Free Energy Calculation

The potential of mean force (PMF), also known as the free energy landscape, shows how the free energy in a system changes as a function of some specific reaction coordinates; in this work, we use the TM3–TM6 distance on the cytoplasmic side of the protein and the connector region’s RMSD vs the inactive state as the two reaction coordinates. The free energy landscape is calculated from the simulation trajectories using the following equation: −k_BT ln(P_{i, j}) where k_B is the Boltzmann constant, T is the temperature, and P_{i, j} is the percent of the protein population located at bin i, j for all trajectories; our free energy landscapes were generated using 30 bins in both x and y directions. The free energy landscape includes the entire trajectory data set, with the exception of the first 3000 frames for the agonist-bound simulation and 1230 frames for the antagonist-bound simulation to allow the protein conformations to properly orient themselves away from their initial homology models. These particular ranges of frames were skipped for the following reasons: for the antagonist after frame 1230 (or frame 123 in other plots), the Leu62-Pro517 distance (Fig. 1(b)) and NPxxY RMSDs (Fig. 1(c)) both stabilize at their respective values for the majority of the simulation; for the agonist before frame 3000 (or frame 300 in the other plots), the connector region RMSDs (Figure 3(d)) stabilize, and the Leu62–Pro517 distance (Figure 3(b)) and the seven transmembrane region RMSDs (data not shown) both have low values that are never encountered again during these frames. Note that the above equation uses the total population to calculate P_{i, j}, thus in Fig. 6 there is a slight bias towards the antagonist-bound simulation over the agonist-bound simulation, from which 25670 and 16500 frames were used to generate the graph, respectively. This, however, did not have a significant impact as the free energy landscapes obtained from each of the antagonist- and agonist-bound simulations (see Suppl. Fig. S2) are still clearly present on the combined free energy landscape.

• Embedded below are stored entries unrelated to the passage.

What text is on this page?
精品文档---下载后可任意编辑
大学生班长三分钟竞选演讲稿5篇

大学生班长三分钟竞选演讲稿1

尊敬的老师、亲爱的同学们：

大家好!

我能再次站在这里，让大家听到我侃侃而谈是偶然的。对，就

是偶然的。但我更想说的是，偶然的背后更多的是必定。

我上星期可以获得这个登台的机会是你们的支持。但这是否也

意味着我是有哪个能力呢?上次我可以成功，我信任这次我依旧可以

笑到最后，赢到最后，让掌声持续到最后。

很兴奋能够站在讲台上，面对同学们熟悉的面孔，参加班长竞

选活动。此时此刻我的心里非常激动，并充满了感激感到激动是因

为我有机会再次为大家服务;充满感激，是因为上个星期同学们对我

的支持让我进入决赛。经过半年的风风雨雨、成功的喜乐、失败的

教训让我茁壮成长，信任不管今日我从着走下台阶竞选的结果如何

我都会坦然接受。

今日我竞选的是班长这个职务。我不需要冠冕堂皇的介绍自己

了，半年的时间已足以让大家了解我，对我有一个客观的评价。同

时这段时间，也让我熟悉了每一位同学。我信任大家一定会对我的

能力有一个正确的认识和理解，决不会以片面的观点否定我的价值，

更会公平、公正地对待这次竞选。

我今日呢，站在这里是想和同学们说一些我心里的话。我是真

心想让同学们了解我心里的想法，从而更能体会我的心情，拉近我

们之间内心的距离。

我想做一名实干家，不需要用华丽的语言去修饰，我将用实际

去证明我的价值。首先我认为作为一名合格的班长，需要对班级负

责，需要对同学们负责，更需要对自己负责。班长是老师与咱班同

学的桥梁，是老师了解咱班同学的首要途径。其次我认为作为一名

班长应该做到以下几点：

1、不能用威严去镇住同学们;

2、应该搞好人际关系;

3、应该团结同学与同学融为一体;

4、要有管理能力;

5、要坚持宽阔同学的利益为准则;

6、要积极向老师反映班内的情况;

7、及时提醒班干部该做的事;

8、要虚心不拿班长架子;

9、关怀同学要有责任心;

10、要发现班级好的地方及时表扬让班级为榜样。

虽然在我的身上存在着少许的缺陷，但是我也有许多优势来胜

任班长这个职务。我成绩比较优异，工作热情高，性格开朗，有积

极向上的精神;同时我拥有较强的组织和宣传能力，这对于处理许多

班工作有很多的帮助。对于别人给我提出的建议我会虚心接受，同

Data from antagonist-bound conformations after 538ns aMD runs. Shown are the TM3–TM6 distance (a), Leu62-Pro517 distance (b), the root mean squared deviation (RMSD) of the NPxxY region (N516-A521) in TM7 from the inactive conformation (c), and the RMSD of the connector region (I108-F476) from the inactive conformation (d).

Data from agonist-bound trajectories after 390ns aMD runs. Shown are the TM3–TM6 distance (a), Leu62-Pro517 distance (b), the root mean squared deviation (RMSD) of the NPxxY region (N516-A521) in TM7 from the inactive conformation (c), and the RMSD of the connector region (I108-F476) from the inactive conformation (d).

Combined free energy landscape of both the agonist and antagonist simulations. Four possible different energy wells are shown: Active, Inactive, and two Intermediate states (Inter 1 and Inter 2). The two parameters used were TM3–TM6 distance, and the connector region RMSD compared to the inactive state.

In aMD simulations, transition barriers between low-energy states are decreased, causing higher populations of the systems at these energetically less energetically-favorable states to be present in these simulations. Theoretically, the free energy landscape of aMD simulations can be reweighted using the Boltzmann factor of the boost potential applied to each trajectory frame: e^ΔV(r)/k_BT. However, high boost potentials needed to be applied to the simulations, likely due to the large size of the system, causing overflow errors to be encountered when calculating the weights. In addition, aMD simulations performed on another GPCR, M2 muscarinic, observed that large energetic noise was encountered when attempting to reweigh, causing large fluctuations in the calculation of the free energy.⁹ In this paper, Miao et al. further demonstrate that the unweighted PMF profiles obtained from aMD simulations match well to PMF profiles obtained from conventional MD simulations. Thus, in this study we present our unweighted free energy landscapes.